Cependant, il reste une étape cruciale à accomplir. Le mort devenu Akh doit maintenant rejoindre le jour, « émerger de Akhet » (dixit les textes de l’antichambre). Et pour ce faire, il doit passer une ultime porte, le passage de l’antichambre vers le couloir sortant en dehors de la pyramide.
D’un corps mort, inerte, le défunt revient à la vie sous la forme de Rê.
Une architecture pensée par les Textes des Pyramides
Ce qui est remarquable est la parfaite union entre l’organisation des salles de la pyramide et des textes. Cela fait dire aux égyptologues que les architectes ont agencé les différentes pièces selon la progression du roi défunt et des textes. Et finalement, les deux sont indissociables.
Les TdP n’apparaissent pas subitement sous le règne d’Ounas, mais résultent d’un long processus de réflexion, de rédaction qui a pris plusieurs siècles. Mais ces textes n’étaient pas destinés à une personne précise, ils étaient impersonnels. Cette caractéristique se vérifie sur les parois de la pyramide d’Ounas montrant les nombreuses corrections réalisées après les gravures sur la roche. Ainsi, plus de 160 corrections furent apportées sur l’ensemble des textes gravés : du simple mot à des paragraphes entiers. Parfois le nom du roi Ounas fut rajouté, en lieu et place, du mot « roi ». Est-ce à dire que les TdP étaient impersonnels sans personnalisation pour un roi précis ?
L’énigme de la salle aux trois niches
Une salle manque dans notre description : la salle située à gauche de l’antichambre. Fait-elle partie du long processus de résurrection du pharaon défunt ? Comment s’inscrit-elle dans les TdP et l’architecture de la pyramide ?
Cette pièce que l’on retrouve souvent dans les pyramides à textes ne comporte pas d’inscription. Bernard Mathieu a repris l’étude de cette pièce si particulière avec trois niches aménagées dans le mur du fond. Comme le note l’égyptologue français, James Allen dans son analyse des TdP n’indique pas cette étrange salle. Mais dans ce cas, il manque un élément que l’on retrouve souvent dans les tombes de l’Ancien Empire : le serdab. Le serdab contient la statue du défunt. Il est la demeure du ka.

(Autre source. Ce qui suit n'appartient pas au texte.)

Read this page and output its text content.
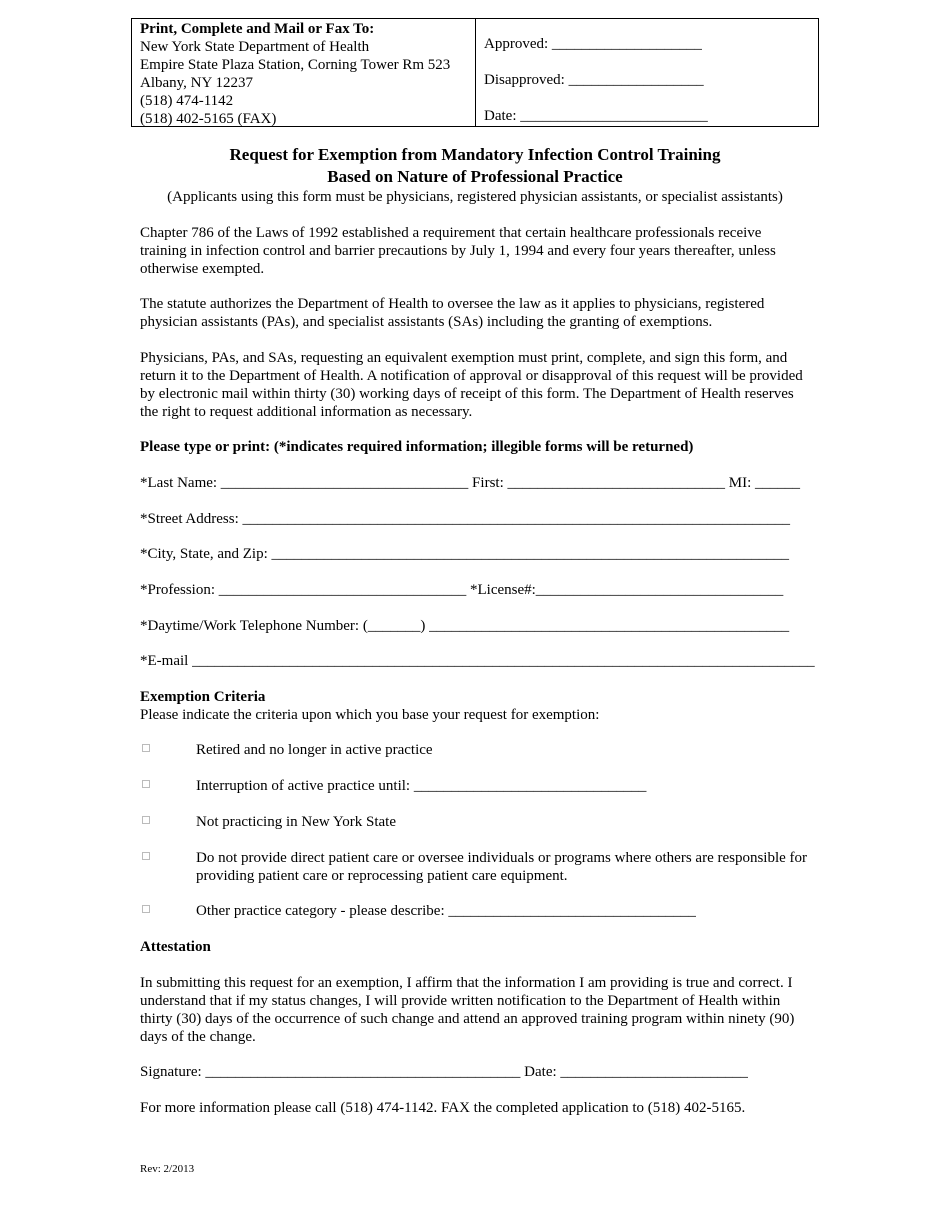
Print, Complete and Mail or Fax To:
New York State Department of Health
Empire State Plaza Station, Corning Tower Rm 523
Albany, NY 12237
(518) 474-1142
(518) 402-5165 (FAX)
Approved: ____________________
Disapproved: __________________
Date: _________________________
Request for Exemption from Mandatory Infection Control Training
Based on Nature of Professional Practice
(Applicants using this form must be physicians, registered physician assistants, or specialist assistants)
Chapter 786 of the Laws of 1992 established a requirement that certain healthcare professionals receive training in infection control and barrier precautions by July 1, 1994 and every four years thereafter, unless otherwise exempted.
The statute authorizes the Department of Health to oversee the law as it applies to physicians, registered physician assistants (PAs), and specialist assistants (SAs) including the granting of exemptions.
Physicians, PAs, and SAs, requesting an equivalent exemption must print, complete, and sign this form, and return it to the Department of Health. A notification of approval or disapproval of this request will be provided by electronic mail within thirty (30) working days of receipt of this form. The Department of Health reserves the right to request additional information as necessary.
Please type or print: (*indicates required information; illegible forms will be returned)
*Last Name: _________________________________ First: _____________________________ MI: ______
*Street Address: _________________________________________________________________________
*City, State, and Zip: _____________________________________________________________________
*Profession: _________________________________ *License#:_________________________________
*Daytime/Work Telephone Number: (_______) ________________________________________________
*E-mail ___________________________________________________________________________________
Exemption Criteria
Please indicate the criteria upon which you base your request for exemption:
Retired and no longer in active practice
Interruption of active practice until: _______________________________
Not practicing in New York State
Do not provide direct patient care or oversee individuals or programs where others are responsible for providing patient care or reprocessing patient care equipment.
Other practice category - please describe: _________________________________
Attestation
In submitting this request for an exemption, I affirm that the information I am providing is true and correct. I understand that if my status changes, I will provide written notification to the Department of Health within thirty (30) days of the occurrence of such change and attend an approved training program within ninety (90) days of the change.
Signature: __________________________________________ Date: _________________________
For more information please call (518) 474-1142. FAX the completed application to (518) 402-5165.
Rev: 2/2013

Le ka est une notion difficile à définir. Pour l’Égyptien ancien, l’Homme se composait de plusieurs entités :
- le corps ;
- le double ou force de vie (le ka) ;
- l'esprit du corps ;
- l'ombre ;
- l'âme du corps (le ba) ;
- le coeur (ib).
Le ka est en quelque sorte le réceptacle des forces vitales d’une personne. Vous l’aurez compris, le serdab n’est donc pas une pièce funéraire anodine. Elle possède une énergie vitale pour la résurrection du mort lorsque le ka s’unit au ba pour reformer l’Homme (= le défunt) avant de rejoindre la lumière. Et souvenons-nous que le ba résidait dans la salle funéraire contenant la momie.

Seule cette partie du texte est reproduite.